Tariffe professionali
impegno del caso concreto
Applico rigorosamente i tariffari forensi,per alcuni casi mi avvalgo del "patto di quota lite".
In base al tempo.
In entrambi i modi. Tendenzialmente applico le tariffe professionali, ma in via alternativa posso concordare l'onorario con i clienti.

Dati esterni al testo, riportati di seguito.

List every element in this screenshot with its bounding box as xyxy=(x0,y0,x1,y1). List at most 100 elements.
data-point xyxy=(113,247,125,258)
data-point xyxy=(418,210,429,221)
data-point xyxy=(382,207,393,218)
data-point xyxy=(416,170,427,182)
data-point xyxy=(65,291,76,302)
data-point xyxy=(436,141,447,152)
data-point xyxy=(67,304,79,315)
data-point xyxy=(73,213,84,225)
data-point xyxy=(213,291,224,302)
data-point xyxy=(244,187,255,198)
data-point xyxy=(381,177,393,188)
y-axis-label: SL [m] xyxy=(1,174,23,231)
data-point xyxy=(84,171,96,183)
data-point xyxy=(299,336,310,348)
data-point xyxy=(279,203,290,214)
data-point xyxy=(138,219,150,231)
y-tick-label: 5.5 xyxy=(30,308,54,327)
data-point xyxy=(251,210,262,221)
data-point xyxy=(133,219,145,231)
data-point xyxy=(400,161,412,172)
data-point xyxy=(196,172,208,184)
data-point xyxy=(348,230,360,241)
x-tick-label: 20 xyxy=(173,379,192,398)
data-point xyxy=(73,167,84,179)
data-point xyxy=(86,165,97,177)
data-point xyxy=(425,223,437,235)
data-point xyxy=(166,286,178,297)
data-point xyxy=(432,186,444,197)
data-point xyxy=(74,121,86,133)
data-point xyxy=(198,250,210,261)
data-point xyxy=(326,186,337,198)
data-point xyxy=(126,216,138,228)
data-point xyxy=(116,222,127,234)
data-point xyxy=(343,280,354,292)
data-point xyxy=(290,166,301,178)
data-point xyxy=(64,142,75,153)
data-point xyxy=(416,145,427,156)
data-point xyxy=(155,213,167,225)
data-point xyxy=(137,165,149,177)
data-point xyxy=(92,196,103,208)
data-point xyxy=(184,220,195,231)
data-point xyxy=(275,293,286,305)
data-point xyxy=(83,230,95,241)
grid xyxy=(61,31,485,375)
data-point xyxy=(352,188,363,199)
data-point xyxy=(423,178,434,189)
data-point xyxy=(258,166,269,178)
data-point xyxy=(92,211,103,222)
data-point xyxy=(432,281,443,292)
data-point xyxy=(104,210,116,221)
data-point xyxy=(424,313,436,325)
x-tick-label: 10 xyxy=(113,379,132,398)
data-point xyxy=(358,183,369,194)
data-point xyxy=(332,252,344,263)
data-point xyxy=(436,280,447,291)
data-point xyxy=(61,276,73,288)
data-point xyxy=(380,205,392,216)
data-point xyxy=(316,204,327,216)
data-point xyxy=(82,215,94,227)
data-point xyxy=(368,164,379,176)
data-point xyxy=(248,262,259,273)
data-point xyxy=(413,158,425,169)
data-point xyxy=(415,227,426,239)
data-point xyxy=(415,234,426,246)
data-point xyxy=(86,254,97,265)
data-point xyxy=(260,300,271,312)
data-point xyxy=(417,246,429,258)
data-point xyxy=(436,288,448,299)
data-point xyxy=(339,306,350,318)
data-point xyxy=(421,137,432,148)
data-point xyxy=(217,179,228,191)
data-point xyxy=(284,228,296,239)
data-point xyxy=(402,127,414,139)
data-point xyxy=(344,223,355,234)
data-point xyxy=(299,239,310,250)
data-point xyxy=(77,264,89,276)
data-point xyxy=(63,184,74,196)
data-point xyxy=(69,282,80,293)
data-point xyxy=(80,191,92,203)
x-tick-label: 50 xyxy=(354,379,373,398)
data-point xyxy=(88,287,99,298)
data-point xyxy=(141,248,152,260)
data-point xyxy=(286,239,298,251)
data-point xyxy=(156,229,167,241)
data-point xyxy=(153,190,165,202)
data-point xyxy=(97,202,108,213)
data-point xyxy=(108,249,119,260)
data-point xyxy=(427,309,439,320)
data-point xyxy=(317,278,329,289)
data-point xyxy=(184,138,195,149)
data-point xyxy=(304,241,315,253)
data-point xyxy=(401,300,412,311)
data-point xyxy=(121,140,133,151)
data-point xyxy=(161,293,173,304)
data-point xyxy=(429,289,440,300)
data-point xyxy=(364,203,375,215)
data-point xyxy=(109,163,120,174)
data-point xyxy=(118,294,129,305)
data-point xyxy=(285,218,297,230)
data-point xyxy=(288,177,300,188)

Spesso mi capita di avere a che fare con clienti con scarse possibilità economiche. Se rientrano nelle condizioni di legge seguo le loro pratiche con il beneficio del patrocinio a spese dello Stato
no, non con considero mai "il tempo".
applico i tariffari professionali e tengo quindi in considerazione sia il valore della pratica sia l'opera svolta ma, certamente, anche la disponibilità del Cliente.
Portafoglio del cliente
Sulle tariffe vige un regolamento che prevede dei minimi e dei massimi tariffari. Applico strettamente quello senza "gonfiare" o peggio occultare spese non sostenute in altre voci al solo fine di far lievitare il compenso. Non voglio ripercorrere gli errori della passata generazione e far aleggiare attorno alla figura del legale ombre e luoghi comuni che danneggiano solo l'immagine e la categoria di quei veri appassionati. Poi è chiaro che se mi si presentasse un caso nel quale c'è un problema economico andrei nei limiti del possibile incontro all'"assistito".
tebella professionale, con buon senso!
In generale la tariffa è rapportata alla difficoltà del caso, ma cerco anche di venire incontro alle possibilità economiche del mio cliente, magari anche dilazionando nel tempo i pagamenti.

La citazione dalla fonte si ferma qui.